Since then, the Sahrawi people have been trying to attain independence with the indigenous Polisario Front waging a decades-long guerilla war against Moroccan forces. In turn, the Moroccans have been intensely sensitive about their occupied territories and have wasted no opportunity in distracting attention onto other issues, such as the Israel-Palestine question.

So, it should be no surprise that when international newswires started reporting stories about an Irish senator introducing in her parliament a new bill proposing to ban imports from occupied territories, that Moroccan authorities would sit up and pay attention. This could lead anywhere! What if other European countries were to do likewise?

They need not have worried. Senator Frances Black’s bill is worded so carefully that it can only apply to the Israel-Palestine issue and the Moroccan Foreign Ministry recognised this very quickly after the text was published, declaring – according to this source – that “according to the same the [sic] draft law, the prohibition is only limited to the import and sale of goods and services coming from the occupied Palestinian territories [and] some other areas which do not comprise the Kingdom of Morocco and its [Sahrawi] southern provinces at all“.

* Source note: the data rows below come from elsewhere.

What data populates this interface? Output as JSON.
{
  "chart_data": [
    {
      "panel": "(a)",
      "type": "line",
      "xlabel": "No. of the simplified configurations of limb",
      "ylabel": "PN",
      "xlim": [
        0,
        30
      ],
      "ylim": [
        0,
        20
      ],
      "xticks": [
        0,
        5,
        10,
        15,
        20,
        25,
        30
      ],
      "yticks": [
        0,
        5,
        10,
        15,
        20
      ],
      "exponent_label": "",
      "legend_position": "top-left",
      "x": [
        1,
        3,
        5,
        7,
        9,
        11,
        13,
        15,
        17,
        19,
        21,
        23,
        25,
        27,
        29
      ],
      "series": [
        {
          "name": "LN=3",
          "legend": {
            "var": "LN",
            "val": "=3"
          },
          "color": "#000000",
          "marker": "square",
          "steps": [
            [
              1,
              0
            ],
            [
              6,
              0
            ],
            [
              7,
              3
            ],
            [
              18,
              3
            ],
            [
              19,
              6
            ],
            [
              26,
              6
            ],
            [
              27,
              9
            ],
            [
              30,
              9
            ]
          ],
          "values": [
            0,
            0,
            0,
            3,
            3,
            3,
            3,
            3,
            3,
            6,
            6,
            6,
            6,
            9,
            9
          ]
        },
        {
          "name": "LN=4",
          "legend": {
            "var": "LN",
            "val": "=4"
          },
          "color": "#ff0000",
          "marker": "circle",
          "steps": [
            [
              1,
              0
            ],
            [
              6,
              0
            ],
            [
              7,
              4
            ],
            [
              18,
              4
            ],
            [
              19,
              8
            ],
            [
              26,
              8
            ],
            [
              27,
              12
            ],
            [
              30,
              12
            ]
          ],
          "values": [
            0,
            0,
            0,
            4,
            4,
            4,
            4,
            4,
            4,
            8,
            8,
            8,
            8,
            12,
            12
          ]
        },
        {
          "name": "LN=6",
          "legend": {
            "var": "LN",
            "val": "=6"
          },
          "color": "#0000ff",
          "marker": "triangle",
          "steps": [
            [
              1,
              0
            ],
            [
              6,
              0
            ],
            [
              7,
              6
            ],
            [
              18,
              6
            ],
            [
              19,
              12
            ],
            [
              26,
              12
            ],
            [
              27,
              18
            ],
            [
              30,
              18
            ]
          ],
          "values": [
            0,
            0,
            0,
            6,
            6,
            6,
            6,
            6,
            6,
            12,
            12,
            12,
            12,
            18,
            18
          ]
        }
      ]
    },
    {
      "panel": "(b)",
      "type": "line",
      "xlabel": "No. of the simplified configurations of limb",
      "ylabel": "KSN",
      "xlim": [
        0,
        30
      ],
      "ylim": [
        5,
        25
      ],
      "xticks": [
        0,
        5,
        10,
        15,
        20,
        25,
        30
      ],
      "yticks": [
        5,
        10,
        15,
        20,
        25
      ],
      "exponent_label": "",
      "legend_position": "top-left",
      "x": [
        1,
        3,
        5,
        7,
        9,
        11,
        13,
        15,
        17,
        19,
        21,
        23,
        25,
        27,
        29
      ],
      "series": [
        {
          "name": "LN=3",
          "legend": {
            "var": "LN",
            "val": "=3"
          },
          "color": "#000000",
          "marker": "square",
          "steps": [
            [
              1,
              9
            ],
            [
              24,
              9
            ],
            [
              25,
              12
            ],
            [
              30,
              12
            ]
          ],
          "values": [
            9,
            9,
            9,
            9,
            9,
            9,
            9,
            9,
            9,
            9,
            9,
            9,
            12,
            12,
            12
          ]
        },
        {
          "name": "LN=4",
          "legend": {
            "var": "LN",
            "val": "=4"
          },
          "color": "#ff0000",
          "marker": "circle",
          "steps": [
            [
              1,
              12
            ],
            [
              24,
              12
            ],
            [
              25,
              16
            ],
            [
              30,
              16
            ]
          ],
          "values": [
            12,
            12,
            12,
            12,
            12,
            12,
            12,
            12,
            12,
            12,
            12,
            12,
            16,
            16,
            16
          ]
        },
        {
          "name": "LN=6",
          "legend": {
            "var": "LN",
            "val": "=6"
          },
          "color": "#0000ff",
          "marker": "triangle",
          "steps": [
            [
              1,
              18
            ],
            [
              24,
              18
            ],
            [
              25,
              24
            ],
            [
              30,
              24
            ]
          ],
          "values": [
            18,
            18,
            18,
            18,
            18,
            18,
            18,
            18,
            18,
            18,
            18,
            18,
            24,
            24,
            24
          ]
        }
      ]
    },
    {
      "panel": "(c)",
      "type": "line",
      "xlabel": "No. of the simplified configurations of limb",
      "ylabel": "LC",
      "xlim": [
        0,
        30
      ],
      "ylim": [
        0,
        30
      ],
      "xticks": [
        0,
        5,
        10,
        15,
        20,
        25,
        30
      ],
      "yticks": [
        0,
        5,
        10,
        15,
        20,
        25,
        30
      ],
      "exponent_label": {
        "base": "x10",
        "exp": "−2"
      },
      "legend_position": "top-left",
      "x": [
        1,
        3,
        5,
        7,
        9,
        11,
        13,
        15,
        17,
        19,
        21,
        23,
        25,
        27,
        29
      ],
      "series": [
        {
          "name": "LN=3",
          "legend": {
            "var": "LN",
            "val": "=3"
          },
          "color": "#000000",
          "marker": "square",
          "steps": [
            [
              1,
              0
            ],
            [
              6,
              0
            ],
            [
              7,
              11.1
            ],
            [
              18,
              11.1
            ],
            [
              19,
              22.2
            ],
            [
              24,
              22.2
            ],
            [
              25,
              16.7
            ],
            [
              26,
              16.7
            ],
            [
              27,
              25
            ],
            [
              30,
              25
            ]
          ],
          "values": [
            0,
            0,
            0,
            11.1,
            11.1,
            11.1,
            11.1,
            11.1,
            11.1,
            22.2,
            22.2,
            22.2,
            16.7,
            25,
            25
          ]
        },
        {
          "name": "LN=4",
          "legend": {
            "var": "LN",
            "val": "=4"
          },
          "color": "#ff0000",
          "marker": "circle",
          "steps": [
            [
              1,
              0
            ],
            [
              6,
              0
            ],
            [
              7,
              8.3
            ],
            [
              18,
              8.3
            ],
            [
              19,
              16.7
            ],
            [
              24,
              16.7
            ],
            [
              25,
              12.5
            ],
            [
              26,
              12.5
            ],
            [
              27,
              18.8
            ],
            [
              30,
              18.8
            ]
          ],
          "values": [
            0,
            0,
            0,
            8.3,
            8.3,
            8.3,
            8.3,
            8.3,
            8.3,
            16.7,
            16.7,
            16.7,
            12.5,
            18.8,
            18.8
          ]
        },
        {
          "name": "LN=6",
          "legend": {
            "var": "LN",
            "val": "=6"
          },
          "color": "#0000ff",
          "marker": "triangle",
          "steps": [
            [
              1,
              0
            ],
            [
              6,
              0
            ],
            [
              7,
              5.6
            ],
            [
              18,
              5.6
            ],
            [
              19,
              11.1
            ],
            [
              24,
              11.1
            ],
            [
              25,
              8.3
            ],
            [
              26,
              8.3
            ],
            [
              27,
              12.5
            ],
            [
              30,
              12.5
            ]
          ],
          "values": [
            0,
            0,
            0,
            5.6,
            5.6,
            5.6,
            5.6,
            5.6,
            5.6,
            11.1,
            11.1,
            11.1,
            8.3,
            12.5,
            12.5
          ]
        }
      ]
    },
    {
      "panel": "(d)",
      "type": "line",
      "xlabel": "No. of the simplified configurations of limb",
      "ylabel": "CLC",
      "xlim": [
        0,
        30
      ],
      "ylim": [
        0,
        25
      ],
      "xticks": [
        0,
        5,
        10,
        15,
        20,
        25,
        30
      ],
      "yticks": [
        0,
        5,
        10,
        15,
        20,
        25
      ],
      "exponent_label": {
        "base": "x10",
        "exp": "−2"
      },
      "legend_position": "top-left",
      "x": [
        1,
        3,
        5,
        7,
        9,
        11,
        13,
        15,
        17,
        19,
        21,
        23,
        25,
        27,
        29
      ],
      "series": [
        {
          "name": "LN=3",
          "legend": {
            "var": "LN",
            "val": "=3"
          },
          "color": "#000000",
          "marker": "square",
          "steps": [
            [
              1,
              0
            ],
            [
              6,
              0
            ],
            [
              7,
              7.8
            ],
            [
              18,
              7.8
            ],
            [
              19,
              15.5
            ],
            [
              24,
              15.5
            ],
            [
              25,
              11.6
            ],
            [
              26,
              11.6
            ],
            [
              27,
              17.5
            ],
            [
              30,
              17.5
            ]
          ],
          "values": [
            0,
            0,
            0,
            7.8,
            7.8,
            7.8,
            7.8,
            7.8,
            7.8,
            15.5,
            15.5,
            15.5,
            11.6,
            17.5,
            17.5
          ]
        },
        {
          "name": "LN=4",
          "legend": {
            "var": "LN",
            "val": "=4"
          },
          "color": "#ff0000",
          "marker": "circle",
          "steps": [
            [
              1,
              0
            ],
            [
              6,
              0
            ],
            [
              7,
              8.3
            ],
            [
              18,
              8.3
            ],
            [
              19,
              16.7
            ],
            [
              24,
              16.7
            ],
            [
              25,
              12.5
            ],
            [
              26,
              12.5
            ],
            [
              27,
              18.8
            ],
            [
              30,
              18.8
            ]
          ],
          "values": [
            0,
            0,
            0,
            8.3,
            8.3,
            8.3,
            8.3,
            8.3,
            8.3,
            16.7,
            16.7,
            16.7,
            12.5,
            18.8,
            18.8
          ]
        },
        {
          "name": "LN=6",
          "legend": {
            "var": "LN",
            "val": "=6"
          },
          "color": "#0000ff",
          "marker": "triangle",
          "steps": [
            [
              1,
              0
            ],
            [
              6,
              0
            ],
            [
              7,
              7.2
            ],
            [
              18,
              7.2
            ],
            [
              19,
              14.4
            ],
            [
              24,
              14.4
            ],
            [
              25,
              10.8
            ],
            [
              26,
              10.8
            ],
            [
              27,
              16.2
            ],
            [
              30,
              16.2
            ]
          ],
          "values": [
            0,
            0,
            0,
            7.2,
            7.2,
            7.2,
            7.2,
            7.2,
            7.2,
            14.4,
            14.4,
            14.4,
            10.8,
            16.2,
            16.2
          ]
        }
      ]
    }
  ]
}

So far, so unsurprising. However, there is more. The above article goes on to state that one or more pro-Sahrawi groups visited Ireland in January 2018 “to campaign for the inclusion of the southern [Sahrawi] provinces in this bill“. Would Senator Frances Black confirm whether she or her staff met with these groups? If not, why not? If so, what was discussed during these meetings?

Senator Frances Black has campaigned for greater openness in Irish politics. We’re sure she will not have any issues in responding to these questions.